Notre avis – Trois actes et une centaine de courts chapitres pour se raconter. Premier acte : l’enfance et l’École de Danse. Deuxième acte : la vie dans le corps de ballet jusqu’à la nomination. Troisième acte : L’Étoile, sa carrière, sa retraite, la suite. “Désormais, je jouerai ma vie à la barre”. Tout se mélange au fil des chapitres. Les bons comme les mauvais souvenirs, les professeures de danse merveilleuses comme les sadiques, le rapport au corps, les rencontres mémorables comme les traitrises, les créations géniales comme celles qui laissent un goût amer, le corset, les progrès, les partenaires de rêve comme les pénibles. Les modèles aussi : Patrick Dupond en bonne place, Pietra, Ghislaine Thesmar. Les amies bien sûr : Isabelle Ciaravola ou Laetitia Pujol, un rapport compliqué à Aurélie Dupont. Et glissés entre deux moments de danse, des instants intimes : la famille, les deuils, un premier amour, un viol, un mariage, un enfant chéri. Marie-Agnès Gillot se dévoile comme elle est, dans ses forces et ses failles. Absolument passionnée, travailleuse acharnée, danseuse née. Egocentrique aussi, agaçante parfois. Mais totalement sincère et d’une franchise absolue qui fait du bien dans ce monde de la danse parfois un peu trop polissé. Ce livre lui ressemble, et c’est en ça qu’il est réussi. Sortir du cadre se prend comme un beau livre. Et il se dévore du début à la fin. L’un des plus beaux livres sur la danse que l’Étoile pouvait écrire. A.B

Sortir du cadre de Marie-Agnès Gillot

Et aussi…

À l’origine. La femme derrière le tableau de Cécile Cerf

Paru le 20 septembre 2022 aux Éditions Atlande.

Ce qu’en dit la 4e de couverture – Scandalisé par L’Origine du monde, œuvre taboue de Gustave Courbet que son riche commanditaire ottoman dissimule dans sa salle de bain mais montre à tous ses invités, l’écrivain Maxime Du Camp se lance à la recherche de la vérité sur la femme qui a accepté de poser pour cet inconvenant et inconcevable “portrait”. Qui était-elle ? Pourquoi avoir posé avec tant d’impudeur ? Par ignorance ? Par appât du gain ? Ou alors … par conviction ? Ce roman historique de Cécile Cerf est une véritable enquête : le narrateur interroge une mosaïque de personnages dont les récits composent un véritable jeu de piste. A la clef : les secrets du modèle de Courbet et la raison d’être du tableau. C’est aussi un ensemble de portraits imbriqués les uns dans les autres : celui d’une femme, qui prend forme chapitre après chapitre, mais aussi celui de l’Opéra, de ses danseuses, et enfin du Paris de la fin du XIXe siècle.

L’autrice – Ancienne élève de l’ENS Fontenay-Saint-Cloud, agrégée de Lettres modernes et docteur en littérature française, Cécile Cerf s’intéresse aux destinées des femmes, en particulier des danseuses, au XXe siècle.

Notre avis – En 2018, l’universitaire Claude Schopp sort un ouvrage dans lequel il affirme avoir identifié le modèle de l’Origine du monde.

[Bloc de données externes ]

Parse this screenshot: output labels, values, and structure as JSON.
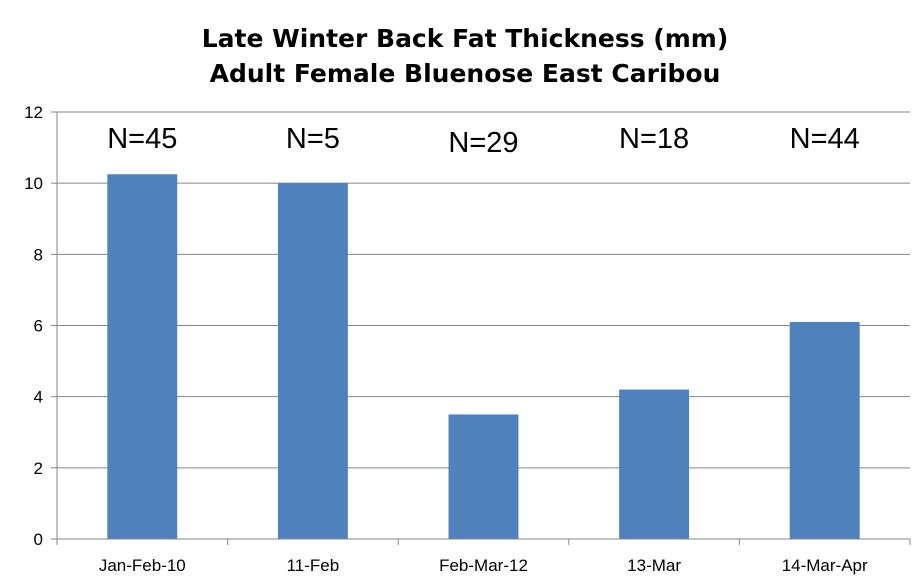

Il s’agit de Constance Quéniaux qui a été danseuse à l’Opéra de Paris. Maîtresse de Courbet et Khalil Bey, commanditaire du tableau, elle est entrée à 14 ans à l’Opéra de Paris. On sait peu de choses de cette jeune fille guidée par sa mère au début, devenue courtisane avant de finir philanthrope passionnée. Il n’existe aucune trace des séances de poses où Constance dévoila son intimité. À son tour, Cécile Cerf mène l’enquête sur ce qui resta un secret pendant presque 150 ans.  Elle se choisir comme guide Maxime du Camp, photographe, et écrivain. Elle restitue l’univers des filles galantes gravitant dans le foyer de la Danse en quête des riches abonnés. On croise les figures de cette époque de Théophile Gautier à Charcot en passant par la courtisane Cora Pearl et l’actrice Pauline Dameron et on se délecte de cet étonnant jeu de pistes qui parle de danse, de quête d’émancipation et de politique.